Pattern 1: Conditional LLM Invocation

Only call LLM for complex queries:

{
  "behaviorRules": [
    {
      "name": "Simple Greeting",
      "conditions": [
        { "type": "inputmatcher", "configs": { "expressions": "greeting(*)" } }
      ],
      "actions": ["simple_greeting"]
    },
    {
      "name": "Complex Question",
      "conditions": [
        { "type": "inputmatcher", "configs": { "expressions": "question(*)" } }
      ],
      "actions": ["send_to_ai"]
    }
  ]
}

Pattern 2: API Call Before LLM

Fetch data, then ask LLM to format it:

{
  "behaviorRules": [
    {
      "name": "Weather Query",
      "conditions": [
        {
          "type": "inputmatcher",
          "configs": { "expressions": "entity(weather)" }
        }
      ],
      "actions": ["httpcall(weather-api)", "send_to_ai"]
    }
  ]
}

The LLM receives the API response in memory and can format it naturally.

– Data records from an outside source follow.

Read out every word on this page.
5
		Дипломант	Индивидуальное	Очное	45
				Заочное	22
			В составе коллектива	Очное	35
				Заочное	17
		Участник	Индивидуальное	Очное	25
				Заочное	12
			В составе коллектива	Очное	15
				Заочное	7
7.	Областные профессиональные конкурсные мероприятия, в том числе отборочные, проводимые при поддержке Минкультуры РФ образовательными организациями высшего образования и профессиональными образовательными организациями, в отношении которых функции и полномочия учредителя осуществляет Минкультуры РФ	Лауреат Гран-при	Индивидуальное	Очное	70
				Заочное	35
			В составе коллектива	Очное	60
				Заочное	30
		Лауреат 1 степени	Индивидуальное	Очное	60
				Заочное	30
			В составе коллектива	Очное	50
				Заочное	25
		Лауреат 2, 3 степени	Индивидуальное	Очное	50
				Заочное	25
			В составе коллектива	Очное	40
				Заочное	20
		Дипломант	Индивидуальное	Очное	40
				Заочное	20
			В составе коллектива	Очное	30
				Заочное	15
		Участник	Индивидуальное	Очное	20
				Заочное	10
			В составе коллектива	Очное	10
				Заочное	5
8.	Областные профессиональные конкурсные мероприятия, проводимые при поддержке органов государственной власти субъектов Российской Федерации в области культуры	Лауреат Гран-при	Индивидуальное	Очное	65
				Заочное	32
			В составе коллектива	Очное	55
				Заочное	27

Pattern 3: Context-Aware Responses

Use context passed from your app:

curl -X POST http://localhost:7070/agents/agent-abc-123/start \
  -H "Content-Type: application/json" \
  -d '{
    "input": "What is my name?",
    "context": {
      "userName": {"type": "string", "value": "John"},
      "userId": {"type": "string", "value": "user-123"}
    }
  }'

Access in output template:

Hello {context.userName}!

Next Steps

Learn More

Use the Dashboard

Visit http://localhost:7070 to:

  • Create agents visually
  • Test conversations interactively
  • Browse configurations
  • Monitor deployments

Explore Examples

Check the examples/ folder for:

  • Weather agent (API integration)
  • Support agent (multi-turn conversations)
  • E-commerce agent (context management)

Build Your Own Task

Create a custom lifecycle task:

@ApplicationScoped
public class MyCustomTask implements ILifecycleTask {
    @Override
    public String getId() {
        return "ai.labs.mycompany.customtask";
    }

    @Override
    public String getType() {
        return "custom_processing";
    }

    @Override
    public void execute(IConversationMemory memory, Object component) {
        // Your logic here
    }
}

Register it in CDI and it becomes available as an extension!

Troubleshooting

Agent doesn't respond

  1. Check deployment status: GET /administration/deploy/{agentId}
  2. Check conversation state: GET /conversationstore/conversations/{conversationId}
  3. Check logs for errors

Rules not matching

  • Verify dictionary expressions match your input
  • Check rule conditions are correct
  • Use occurrence: "anyStep" to match across conversation

LLM not being called

  • Ensure behavior rule triggers the LLM action
  • Check LangChain configuration is in the package
  • Verify API key is correct

Memory not persisting

  • Ensure MongoDB is running
  • Check connection string in config
  • Use correct scope (conversation not step)

Getting Help

Summary

EDDI's power comes from its configurable pipeline architecture:

  • Agents are JSON configurations, not code
  • Everything flows through Conversation Memory
  • Tasks are pluggable and reusable
  • LLMs are orchestrated, not just proxied

Start simple, then add complexity as needed. The architecture scales from basic agents to sophisticated multi-API workflows.